I fled screaming into the parking lot and into my car and wound up a few minutes later in the cool darkness of the Courthouse Multi-plex theater across from the Arlington Jail. We had decided to watch the latest Bond flick, though by the time we got through the ads and the previews it was hard to remember what we had come to see. The film was a rollicking two hours of explosions, featuring a thin plot spun through the Axis of Evil. I liked Halle Berrie- My God, what a figure!- and Pierce Brosnan may be the definitive Bond since Connery started the franchise. The prominence of North Korea in the plot line was startling, and even though they had Chinese actors playing the Koreans they were suitably evil. I think we are starting to scrape the bottom of the barrel for enemies. Maybe it is too hard to get our arms around the terrorists, or too sterotypical for the overseas audience.
It was full dark when I emerged from the theater. thought it was appropriate to continue the theme of ambiguous outcomes of overseas wars and stopped for Vietnamese food on the way home. A friend suggested the Queen Bee restaurant in Clarendon, and I decided to try it.The temperature had dropped and the slush had changed state to glassy ice. The road conditions seemed to have the crowds pinned down in their houses. Despite the roads, the Clarendon Ballroom had some private function going on, the crowd was dressed retro and looked like there might be some Tango going on later. The restaurant next door featured a jungle motif and was mostly empty. The sping rolls were good, and the pork with vegetables was excellent. With the hotdogs for lunch, it was truly an All-American gastronomic day.

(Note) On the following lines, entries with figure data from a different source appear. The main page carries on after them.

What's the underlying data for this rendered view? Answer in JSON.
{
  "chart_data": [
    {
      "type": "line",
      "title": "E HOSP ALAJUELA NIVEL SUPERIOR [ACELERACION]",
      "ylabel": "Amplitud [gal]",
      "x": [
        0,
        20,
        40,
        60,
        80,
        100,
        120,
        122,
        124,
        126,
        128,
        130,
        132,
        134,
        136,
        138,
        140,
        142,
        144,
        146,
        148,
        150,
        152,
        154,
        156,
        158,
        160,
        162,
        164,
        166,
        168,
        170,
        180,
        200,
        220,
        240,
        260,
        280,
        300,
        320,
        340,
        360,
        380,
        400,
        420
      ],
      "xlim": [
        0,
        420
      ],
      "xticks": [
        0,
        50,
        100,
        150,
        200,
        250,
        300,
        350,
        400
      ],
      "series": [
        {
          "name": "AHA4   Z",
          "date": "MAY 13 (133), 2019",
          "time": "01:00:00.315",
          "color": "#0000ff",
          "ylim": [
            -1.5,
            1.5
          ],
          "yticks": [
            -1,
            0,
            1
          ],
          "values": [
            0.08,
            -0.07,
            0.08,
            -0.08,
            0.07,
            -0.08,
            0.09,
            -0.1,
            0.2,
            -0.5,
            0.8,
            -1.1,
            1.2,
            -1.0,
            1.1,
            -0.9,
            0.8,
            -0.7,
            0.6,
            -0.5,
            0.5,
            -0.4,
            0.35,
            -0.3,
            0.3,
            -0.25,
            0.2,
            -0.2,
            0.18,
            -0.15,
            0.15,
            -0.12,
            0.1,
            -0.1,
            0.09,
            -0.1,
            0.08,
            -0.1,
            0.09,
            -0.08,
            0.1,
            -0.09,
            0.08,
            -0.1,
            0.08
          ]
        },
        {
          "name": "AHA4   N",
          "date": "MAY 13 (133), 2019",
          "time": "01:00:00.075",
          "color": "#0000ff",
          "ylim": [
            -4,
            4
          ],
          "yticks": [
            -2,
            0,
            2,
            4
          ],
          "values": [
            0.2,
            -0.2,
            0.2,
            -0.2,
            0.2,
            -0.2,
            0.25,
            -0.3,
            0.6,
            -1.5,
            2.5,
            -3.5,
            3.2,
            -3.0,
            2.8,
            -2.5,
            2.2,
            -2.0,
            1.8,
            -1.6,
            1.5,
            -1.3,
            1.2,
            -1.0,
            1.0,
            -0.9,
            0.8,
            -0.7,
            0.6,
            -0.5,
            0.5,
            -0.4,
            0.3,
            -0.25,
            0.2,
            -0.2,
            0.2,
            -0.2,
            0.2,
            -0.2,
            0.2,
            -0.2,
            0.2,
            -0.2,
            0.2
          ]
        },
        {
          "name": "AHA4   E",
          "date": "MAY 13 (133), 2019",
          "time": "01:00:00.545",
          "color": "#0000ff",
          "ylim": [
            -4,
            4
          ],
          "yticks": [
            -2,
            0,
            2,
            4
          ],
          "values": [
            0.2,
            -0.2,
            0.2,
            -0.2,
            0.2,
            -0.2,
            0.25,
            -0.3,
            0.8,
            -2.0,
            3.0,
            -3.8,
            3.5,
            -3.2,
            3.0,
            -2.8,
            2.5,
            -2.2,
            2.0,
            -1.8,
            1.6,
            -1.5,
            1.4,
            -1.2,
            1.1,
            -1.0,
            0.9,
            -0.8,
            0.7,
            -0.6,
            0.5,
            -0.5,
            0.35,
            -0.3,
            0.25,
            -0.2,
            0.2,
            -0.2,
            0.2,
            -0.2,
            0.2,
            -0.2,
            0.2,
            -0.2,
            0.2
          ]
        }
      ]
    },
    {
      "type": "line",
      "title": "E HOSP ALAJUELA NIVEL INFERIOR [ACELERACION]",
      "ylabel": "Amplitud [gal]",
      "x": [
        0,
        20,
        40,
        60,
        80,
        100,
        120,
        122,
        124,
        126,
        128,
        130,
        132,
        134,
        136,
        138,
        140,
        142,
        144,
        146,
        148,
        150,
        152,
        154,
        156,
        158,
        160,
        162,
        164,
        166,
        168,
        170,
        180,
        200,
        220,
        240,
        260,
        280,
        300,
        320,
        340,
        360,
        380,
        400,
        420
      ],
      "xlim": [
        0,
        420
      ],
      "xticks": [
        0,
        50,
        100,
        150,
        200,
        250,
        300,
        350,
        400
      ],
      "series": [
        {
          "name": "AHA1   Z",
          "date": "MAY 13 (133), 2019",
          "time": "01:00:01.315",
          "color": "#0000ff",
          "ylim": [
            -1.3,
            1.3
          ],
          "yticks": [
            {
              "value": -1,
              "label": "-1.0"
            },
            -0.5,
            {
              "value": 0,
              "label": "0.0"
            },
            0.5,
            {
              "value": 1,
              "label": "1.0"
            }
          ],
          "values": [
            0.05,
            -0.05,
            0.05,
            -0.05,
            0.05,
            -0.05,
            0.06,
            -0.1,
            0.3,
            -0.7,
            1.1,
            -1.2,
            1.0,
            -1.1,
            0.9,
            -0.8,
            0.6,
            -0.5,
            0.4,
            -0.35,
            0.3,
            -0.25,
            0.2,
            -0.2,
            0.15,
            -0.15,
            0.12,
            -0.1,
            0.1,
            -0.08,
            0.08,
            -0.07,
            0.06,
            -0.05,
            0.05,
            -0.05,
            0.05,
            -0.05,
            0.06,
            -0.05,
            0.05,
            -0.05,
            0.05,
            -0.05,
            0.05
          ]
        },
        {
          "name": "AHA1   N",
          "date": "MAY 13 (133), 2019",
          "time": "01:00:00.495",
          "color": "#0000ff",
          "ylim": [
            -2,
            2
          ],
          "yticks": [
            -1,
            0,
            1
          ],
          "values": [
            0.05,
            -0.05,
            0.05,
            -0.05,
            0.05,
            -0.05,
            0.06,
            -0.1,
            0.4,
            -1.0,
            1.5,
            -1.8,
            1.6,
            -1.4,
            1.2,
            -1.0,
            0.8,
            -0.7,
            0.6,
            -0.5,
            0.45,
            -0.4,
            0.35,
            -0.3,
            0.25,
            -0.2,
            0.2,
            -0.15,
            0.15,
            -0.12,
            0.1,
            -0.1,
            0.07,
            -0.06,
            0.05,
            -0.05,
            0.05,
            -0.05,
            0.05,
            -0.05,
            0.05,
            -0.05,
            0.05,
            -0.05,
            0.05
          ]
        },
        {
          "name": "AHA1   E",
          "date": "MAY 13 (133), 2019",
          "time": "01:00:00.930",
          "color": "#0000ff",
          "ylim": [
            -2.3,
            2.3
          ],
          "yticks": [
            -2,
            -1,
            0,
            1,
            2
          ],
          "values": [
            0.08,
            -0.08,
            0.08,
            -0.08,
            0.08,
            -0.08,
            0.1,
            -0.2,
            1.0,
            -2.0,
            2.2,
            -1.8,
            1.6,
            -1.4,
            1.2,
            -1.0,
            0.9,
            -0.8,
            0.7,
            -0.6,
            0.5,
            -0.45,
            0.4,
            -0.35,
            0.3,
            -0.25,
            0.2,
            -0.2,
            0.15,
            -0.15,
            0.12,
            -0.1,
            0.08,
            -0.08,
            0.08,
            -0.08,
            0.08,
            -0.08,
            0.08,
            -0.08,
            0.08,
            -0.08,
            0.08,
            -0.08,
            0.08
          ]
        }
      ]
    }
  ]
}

When I got home I opened up the e-mail from the Detailer again. I looked at it and shrugged and began to type:
“Steve, I am considering several things. What is available? My preferences are Colorado Springs or San Diego for location, always willing to consider something exotic. I think I have done everything in Washington it is possible to do in uniform.
Let me know what the options are. I look forward to working with you!”
I smiled. It was a little coy, but what the hell.
In the morning The Times reported that along with the Navy victory over Army, Louisiana voters have continued the 130-year tradition of electing Democratic Senators. President Bush’s prestige is reported to be diminished. The next article says we will have forces fully deployed for war in the Gulf by January. Iraq has provided 12,000 pages of reports that states in excruciating detail that they have no weapons of mass destruction, the whole thing is just a colossal misunderstanding.
Like North Koreans with killer satellites in the Bond film.